せっかくできた友達とのお別れを悲しんだ少女であったが、アリーは提案をした。
「なら手紙を送り合いましょう!」
とても嬉しい提案だった。
2人は、それから何年も手紙でのやり取りを続けた。いつか街の方にも行ってみたいというやり取りも行なっていた。
ある日少女に嬉しい知らせが来た。なんとアリーがギルドの職員に合格したのだ。
ギルドの職員はなかなか倍率が高いのだ。そう簡単に受かるものではない。
アリーにお祝いの返事を書き、私も早く街に行ってみたいなと思っていた時に、狼人族の村に悲劇が起こる。
村の人たちが突然体調を崩し始めたのだ。もともと狼人族は身体が頑丈なため病気などは、ほとんどかからない。
ついには死者が出てくるようになった。村の人たちは、どこか別の場所に移動しようと考え出した。
少女は、アリーへの手紙を書いている時だった。全身に何かわからないものが入り込んでくる嫌な感覚を感じた。かなりの痛みを伴い少女はもがく。椅子から転がり落ちて床に倒れる。
「たす……け……て。ああ……あ」
すると扉を開け父が入って来た。
「大丈夫か?すぐ医者に連れて行ってやるからな」
と私を抱き上げようとする。
「お父……さん」
と呟いた。
だが父の手が少女に届くことはなかった。父はそのまま少女の近くに倒れ、動かなくなった。
少女は衝撃を受けた。必死な声で父を呼ぶ。
「お父さん!お父さん!起きてよぉ!」
と言っていたところ、今度は母がやってきた。
「そんなに声を出してどうしたの……あなた?一体どういうこと!?」
母も慌ててしまっている。
「お父さんが突然倒れちゃったの……」
少女は涙ながらに言った。
だが言葉は返って来ない。
母も倒れてしまっていた。
少女は、ただ助けを求め外に向かった。驚いたことに外では多くの家から火があがっているのだ。
そして気づく、黒いフードの集団に…
そして集団は、少女の元に辿り着き言った。
『どうだ?大切な人を自らの手、いや言葉で殺した気分は?』
「えっ…」
少女は、何を言っているのかわからなかった。
『呪いを受けし者よ、我らが楽にしてやろう』
いつの間にか集団は小刀を構えていた。ただ少女は自分が死ぬのだということを感じた。
目を閉じ終わりを待つがその時はまだ訪れない。いい加減に終わらせてほしいと思い目を開けた時、少女の前に魔法使いらしき女性が立っていた。
「間に合わなかったわね……」
女性は、悲しそうに呟く。
綺麗な黒髪の若い女性だ。
そして集団をたった1人で倒した。
不気味なことに集団はみな、最後に
「私を勝利の糧に」
と言っていた。
「1人に逃げられた……大丈夫かしら?」
と女性が話しかけてくる。
「うん……」
と言って、しまった!と思った。
私の声は人を殺すと言われたのに…
だが少女の心配は杞憂だった。
「大丈夫!私には呪いは効かないから」
一旦ここを離れようと、女性が言ったのでついて行くことにする。
「行く場所がないなら一緒に暮らさないかしら?」
と言ってくれた。
そして女性の隠れ家での少女の生活が始まった。話すことで人を殺してしまうため出来るだけ多くの文字を全て覚えなければならない。

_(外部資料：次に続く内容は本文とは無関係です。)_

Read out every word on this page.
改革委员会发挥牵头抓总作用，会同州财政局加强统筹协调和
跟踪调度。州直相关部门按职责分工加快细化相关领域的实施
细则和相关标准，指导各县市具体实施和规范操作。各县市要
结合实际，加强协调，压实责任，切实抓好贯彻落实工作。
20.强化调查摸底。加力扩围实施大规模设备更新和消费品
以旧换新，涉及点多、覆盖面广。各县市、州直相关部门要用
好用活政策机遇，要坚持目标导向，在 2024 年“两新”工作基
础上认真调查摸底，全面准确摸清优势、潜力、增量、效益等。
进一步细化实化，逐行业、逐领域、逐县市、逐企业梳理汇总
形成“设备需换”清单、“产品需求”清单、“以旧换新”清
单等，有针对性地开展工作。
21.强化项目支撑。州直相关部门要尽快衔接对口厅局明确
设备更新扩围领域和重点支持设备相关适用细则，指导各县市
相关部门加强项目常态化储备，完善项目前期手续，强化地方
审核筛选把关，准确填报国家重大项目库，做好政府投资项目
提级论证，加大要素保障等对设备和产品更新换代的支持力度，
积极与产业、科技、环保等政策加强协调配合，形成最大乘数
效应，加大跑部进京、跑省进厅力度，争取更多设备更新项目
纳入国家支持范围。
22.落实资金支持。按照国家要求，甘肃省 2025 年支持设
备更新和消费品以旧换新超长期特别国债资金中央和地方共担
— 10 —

「そういえば自己紹介してなかったわね。私の名前は………よ」
と女性は名乗った。
「私は、エリアス。エリアス・ミリーです」
こうして少女ことエリアスは、必死に勉強した。文字を覚え、エリアスは街に行きたいと伝えた。
「そうね、でもあなたの呪いは話すだけじゃなくて触るのも駄目だから全身を隠さないといけないわ」
と言われた。
そしてエリアスはフルプレートを装備することにした。運動もしてたため、身体能力に自信があり鎧を着ても動けた。
そして旅立つ日、エリアスは抱きしめられこう言われた。
「いつかきっとあなたの呪いを打ち消してくれる人が現れるわ。それまでどうか頑張って…わたしの勘は当たるのよ」
と言ってくれた。
こうしてエリアスは街に旅立った。
街でアリーと再会し、自分のことを文字を書き説明した。アリーは、涙を流しながら説明を聞いた。
それからは、冒険者となり戦った。魔物、そして己の心と……
だが辛い日々が続き限界がきてしまった。気づけば自分の黒髪も真っ白になっており衝撃を受けたものだ。普通に考えたらここまで良くもったと思う。あとどれだけ自分の気持ちが持つだろうかという時だった。
そんな時、遂にエリアスは出会う。彼女の呪いを打ち消してくれる存在と。